20 April—Pukul 11.09
Wesley menyingkap gulungan peta ke atas meja. Peta utama kota Chaderia.
“Ada dua jalur yang bisa kita pakai untuk mencapai Menara jam.” Wesley menunjuk satu dari dua garis yang ia gambar. “Jalur hijau ini melewati alun-alun kota. Agak berbahaya karena alun-alun kota merupakan titik pandang paling menonjol.”
“Dan jalur kuning ini melewati peternakan. Lebih pendek memang, tapi kurasa akan lebih sulit karena khawatir suara hewan ternak menarik perhatian dia.”
Jasper mengamati kedua jalur. Otaknya menghitung persentase keberhasilan dan kegagalan, lalu membandingkan jalur mana yang lebih efisien.
Mengikuti alur permainan rasanya mustahil. Semakin menurut, nyawa salah satu di antara mereka semakin terancam. Pada akhirnya mereka harus memilih cara untuk menyelinap masuk ke Menara jam, kemudian menghentikan si pelaku.
“Kita gunakan kedua jalur,” putus Jasper.
“Austin, gerak lincahmu sangat dibutuhkan untuk melalui alun-alun. Dan Sam, kau ikut bersama Austin. Tugas kalian adalah mengalihkan si pelaku. Setelah itu, aku dan Wesley akan mengendap melalui peternakan. Lalu, Alice. Manfaatkan situasi untuk menuju ke dalam ruang Bee. Ambil semua peralatan dan perlengkapan yang dibutuhkan."
“Dan aku?” tanya Luna.
“Kau menjaga penduduk di sini,” balas Jasper.
Luna menggeleng. “Aku ingin ikut.”
“Tidak, Luna. Seseorang harus berjaga di sini.”
“Dan itu bukan aku,” ngotot Luna. Entah apa yang menyebabakan Luna sekesal ini. Hanya saja ia merasa si pelaku sudah keterlaluan. Secara tidak langsung, ia sudah membuat seorang gadis kecil menjadi yatim piatu. Dan ini juga berhubungan dengan dendam Joce.
“Aku ingin melihat si pelaku diberi pelajaran dengan mata kepalaku sendiri.”
“Okay, kalau begitu biar aku yang berjaga.”

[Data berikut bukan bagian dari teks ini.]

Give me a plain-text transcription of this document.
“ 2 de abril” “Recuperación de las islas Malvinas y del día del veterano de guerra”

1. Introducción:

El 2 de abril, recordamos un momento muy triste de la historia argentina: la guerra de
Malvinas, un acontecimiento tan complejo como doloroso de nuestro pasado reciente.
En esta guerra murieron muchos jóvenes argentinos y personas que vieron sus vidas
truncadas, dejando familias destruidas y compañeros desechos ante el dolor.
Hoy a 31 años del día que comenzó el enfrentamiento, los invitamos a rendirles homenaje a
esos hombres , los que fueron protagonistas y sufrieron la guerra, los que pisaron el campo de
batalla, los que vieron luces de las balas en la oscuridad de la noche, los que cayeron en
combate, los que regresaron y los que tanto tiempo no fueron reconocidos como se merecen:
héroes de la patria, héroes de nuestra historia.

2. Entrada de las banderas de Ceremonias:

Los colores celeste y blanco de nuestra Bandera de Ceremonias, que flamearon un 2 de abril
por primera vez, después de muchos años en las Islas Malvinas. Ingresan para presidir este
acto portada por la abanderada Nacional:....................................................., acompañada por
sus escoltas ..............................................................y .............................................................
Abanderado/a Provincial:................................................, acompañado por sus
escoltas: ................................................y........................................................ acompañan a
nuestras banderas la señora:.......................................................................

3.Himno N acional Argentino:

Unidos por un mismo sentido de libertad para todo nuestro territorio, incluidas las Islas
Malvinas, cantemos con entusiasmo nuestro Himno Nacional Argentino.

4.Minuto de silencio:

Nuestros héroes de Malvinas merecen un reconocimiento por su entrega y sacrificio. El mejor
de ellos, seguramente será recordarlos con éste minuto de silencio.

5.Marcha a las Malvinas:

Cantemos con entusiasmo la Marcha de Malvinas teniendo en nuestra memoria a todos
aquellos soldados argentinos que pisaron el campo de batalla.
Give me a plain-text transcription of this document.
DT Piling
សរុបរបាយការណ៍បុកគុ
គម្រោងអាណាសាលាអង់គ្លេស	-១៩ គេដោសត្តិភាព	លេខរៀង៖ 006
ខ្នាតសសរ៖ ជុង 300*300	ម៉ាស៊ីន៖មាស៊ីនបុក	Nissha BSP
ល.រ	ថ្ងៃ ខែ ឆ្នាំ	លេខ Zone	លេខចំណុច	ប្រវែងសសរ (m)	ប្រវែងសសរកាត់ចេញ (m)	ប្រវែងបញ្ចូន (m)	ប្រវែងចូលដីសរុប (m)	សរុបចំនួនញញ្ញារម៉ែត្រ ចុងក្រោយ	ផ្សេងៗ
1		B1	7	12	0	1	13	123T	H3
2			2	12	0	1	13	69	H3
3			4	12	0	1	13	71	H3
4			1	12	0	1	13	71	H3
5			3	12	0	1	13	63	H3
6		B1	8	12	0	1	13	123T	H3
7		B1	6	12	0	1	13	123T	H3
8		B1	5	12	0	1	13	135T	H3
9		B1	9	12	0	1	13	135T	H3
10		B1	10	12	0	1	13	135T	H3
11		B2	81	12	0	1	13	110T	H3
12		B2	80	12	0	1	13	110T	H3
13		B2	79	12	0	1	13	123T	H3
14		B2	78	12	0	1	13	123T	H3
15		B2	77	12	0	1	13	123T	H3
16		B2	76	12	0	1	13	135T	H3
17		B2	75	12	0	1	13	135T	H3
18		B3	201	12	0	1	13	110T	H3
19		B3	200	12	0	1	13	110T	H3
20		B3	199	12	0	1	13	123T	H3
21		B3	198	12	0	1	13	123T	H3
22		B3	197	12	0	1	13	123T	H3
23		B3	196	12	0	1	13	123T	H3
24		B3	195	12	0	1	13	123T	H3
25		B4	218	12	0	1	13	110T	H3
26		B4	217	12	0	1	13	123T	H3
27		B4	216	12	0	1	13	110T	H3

Jasper memandang Luna dan Sam bergantian, kemudian Austin dan Wesley. Lantas, ia menyetujui saran Sam.
“Kita rampungkan malam,” putus Jasper.
“Tapi sebelum itu, mulai dari jam 3 sore ke atas hari ini, tak ada yang boleh meninggalkan ruang tamu.”
Sebab batas akhir dari misi kali ini adalah jam 5 sore.
...***...
20 April—Pukul 13.18
Selesai makan siang. Jane dan Ruby bertugas mencuci piring. Kebiasaan wanita memang, bergosip di tengah pekerjaan.
“Entah kenapa aku merasa ide Glenn sedikit buruk.”
Sejujurnya Jane merasakan hal serupa, namun untuk kali ini ia mendukung Glenn.
“Mungkin ini cara satu-satunya untuk menyelamatkan Stewart.” Jane menyentuh tangan Ruby. “Saat kita SD, kau yang paling berbakat merakit lego. Jadi, kau pasti bisa melakukannya.”
“Kau harus bantu aku.”
Jane mengangguk yakin. “Pasti.”
Keduanya lanjut mencuci. Sampai ketika Ruby berbicara, tangan Jane berhenti bergerak.
“Kau pernah bertanya orang yang kusuka, aku akan bertanya balik padamu.”
“Tak ada jawaban yang bisa kau dapat,” balas Jane.
“Oh ya?” Nada bicara Ruby naik satu oktaf. “Kupikir-pikir, selama ini kau tak pernah menyukai laki-laki.”
Jane tak menggubrisnya.
“Hmm… apa kau lesbi?”
Pertanyaan Ruby seketika mendapat bantahan keras dari Jane. “Hey, hentikan. Aku tidak seperti itu.”
Ruby tertawa. “Hahahaha…. Maaf-maaf, aku bercanda.”
“Bagaimana jika setelah semua ini selesai, kau mulai berkencan dengan Glenn. Kulihat kalian berdua cocok.”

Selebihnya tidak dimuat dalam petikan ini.